Names, faces and brands that left the stage in 2012
Industry sales continued to rebound, Volkswagen completed its acquisition of Porsche, and Honda and Toyota staged impressive comebacks in 2012. At the same time, names, faces and brands continued to exit the automotive landscape this year. A look back at some of the notable bold-faced names and brands that left the scene in 2012:
American Suzuki Motor Corp. filed for Chapter 11 bankruptcy protection in November, announcing that it would stop selling vehicles in the United States. After nearly 30 years of trying to build a U.S. business model, Suzuki gave up. The company said it will maintain its U.S. motorcycle and marine-engine business units and continue to honor auto customers' warranties.
Mike Bannister, CEO of Ford Motor Credit Co. since 2004, retires at the end of the year. Bannister, 63, worked at Ford Credit for 39 years. His previous positions included president and COO of Ford Credit, president of Ford Credit International and chairman of Ford Credit Europe.
Ford Motor Co. CFO Lewis Booth retired April 1. Booth, 64,began his career with Ford in 1978 and along the way led the company's operations on three continents. Most recently as CFO, he was tenacious about paying down Ford's restructuring debt. He kept costs in check and held prices stable, allowing the company to survive and thrive without the benefit of a federal bailout — and to resume paying dividends.
Photo credit: JOE WILSSENS
Don Esmond began his career at Ford but retired this summer after 30 years at Toyota Motor Sales U.S.A. Esmond, 68, went out as senior vice president for automotive operations after having held several key jobs at critical times, including sales vice president for the launch of the Lexus brand and general manager of Toyota during the launch of the Scion brand and the first-generation Prius gasoline-electric hybrid.
High-profile marketer Joel Ewanick was shown the door at GM in July. Ewanick, 52, joined GM in 2010 after stints at Nissan North America and Hyundai Motor America. But as head of global marketing he handled a controversial sponsorship deal with the English soccer club Manchester United in a way that circumvented company policy.
In contrast to some flamboyant product development honchos, Derrick Kuzak was a quiet, unassuming leader who shied away from the limelight. A 30-plus-year Ford veteran, Kuzak, 61,retired as product development chief, but not before executing the mandate to design a One Ford plan to concentrate the company's global vehicles on a few platforms and eliminate much of the duplication of effort in Europe and North America.
Daimler had hoped its Maybach brand would challenge Rolls-Royce and Bentley for superluxury sales.

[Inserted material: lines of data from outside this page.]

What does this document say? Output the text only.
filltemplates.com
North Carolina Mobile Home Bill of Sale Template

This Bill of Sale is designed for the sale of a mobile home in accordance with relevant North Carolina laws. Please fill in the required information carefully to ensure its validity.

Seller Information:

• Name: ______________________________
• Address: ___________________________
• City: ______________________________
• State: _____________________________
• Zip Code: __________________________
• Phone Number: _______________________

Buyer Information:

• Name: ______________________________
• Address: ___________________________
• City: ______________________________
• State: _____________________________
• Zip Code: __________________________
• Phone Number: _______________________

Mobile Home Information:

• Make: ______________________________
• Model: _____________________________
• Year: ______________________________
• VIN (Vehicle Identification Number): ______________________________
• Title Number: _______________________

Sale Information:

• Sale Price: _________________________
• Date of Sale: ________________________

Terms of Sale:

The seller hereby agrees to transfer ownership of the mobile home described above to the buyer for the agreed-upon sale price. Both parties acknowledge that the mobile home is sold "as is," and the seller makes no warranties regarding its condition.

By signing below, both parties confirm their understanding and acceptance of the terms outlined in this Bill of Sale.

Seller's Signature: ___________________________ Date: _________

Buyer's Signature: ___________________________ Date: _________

The Maybach brand had the dubious distinction of disappearing for the second time when production ended in August. Originally introduced as a premium brand in Germany in 1921, Maybach retired the first time in 1941 but was reintroduced by Daimler in 2002 as a super-luxury marque intended to compete with Rolls-Royce and Bentley. It didn't. Better luck next time.
GM Europe President Nick Reilly retired in March, ending a 37-year career with General Motors, much of it in senior management positions overseas. Reilly, 63, was dispatched back to Europe in 2009 to oversee a major restructuring at Opel and Vauxhall when GM decided not to sell its European operation after emerging from bankruptcy. Earlier, Reilly led the turnaround of the former Daewoo Motors in Korea, which GM bought in 2001.

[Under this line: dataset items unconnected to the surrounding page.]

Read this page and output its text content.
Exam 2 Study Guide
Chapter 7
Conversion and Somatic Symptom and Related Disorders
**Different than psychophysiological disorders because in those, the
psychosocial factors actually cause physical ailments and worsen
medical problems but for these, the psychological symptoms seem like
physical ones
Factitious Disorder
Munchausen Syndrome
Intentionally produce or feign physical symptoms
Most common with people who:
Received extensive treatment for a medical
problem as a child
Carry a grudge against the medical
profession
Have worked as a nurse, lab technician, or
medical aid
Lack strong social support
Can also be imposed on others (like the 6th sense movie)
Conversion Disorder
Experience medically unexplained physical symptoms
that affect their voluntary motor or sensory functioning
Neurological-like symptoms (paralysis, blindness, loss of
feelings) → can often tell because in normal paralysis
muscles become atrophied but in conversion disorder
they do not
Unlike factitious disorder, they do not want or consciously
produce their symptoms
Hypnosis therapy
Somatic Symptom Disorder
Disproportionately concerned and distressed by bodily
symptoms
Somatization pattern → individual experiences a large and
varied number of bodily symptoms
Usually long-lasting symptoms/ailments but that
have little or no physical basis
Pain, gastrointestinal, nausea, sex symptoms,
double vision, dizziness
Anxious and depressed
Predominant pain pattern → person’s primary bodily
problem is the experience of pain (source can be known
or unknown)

Tom Stephens introduces the Cadillac Sixteen concept car's 32-valve engine -- dubbed XV16 -- with 1,000 horsepower in January 2003.
Photo credit: GM
Saab Cars North America
When GM sold Saab to Dutch sports car maker Spyker Cars as part of GM's restructuring, the Swedish carmaker's future seemed tenuous at best. The on-again, off-again efforts to secure financing and keep the factory running wreaked havoc on Saab's dealer network. After the Swedish factory failed, Saab Cars North America laid off 80 percent of its employees in January and prepared for liquidation. It was only a matter of time until dealerships had no more cars to sell.
Bona fide car guy Tom Stephens, 64, retired April 1, ending a 43-year career at GM. Stephens, an engineer known for his expertise in powertrains, rose to become vice chairman and chief technical officer, a new position in which he was responsible for the integration of advanced technology in GM cars and light trucks. Prior to that he was vice chairman for global product development from April 2009 through February 2011.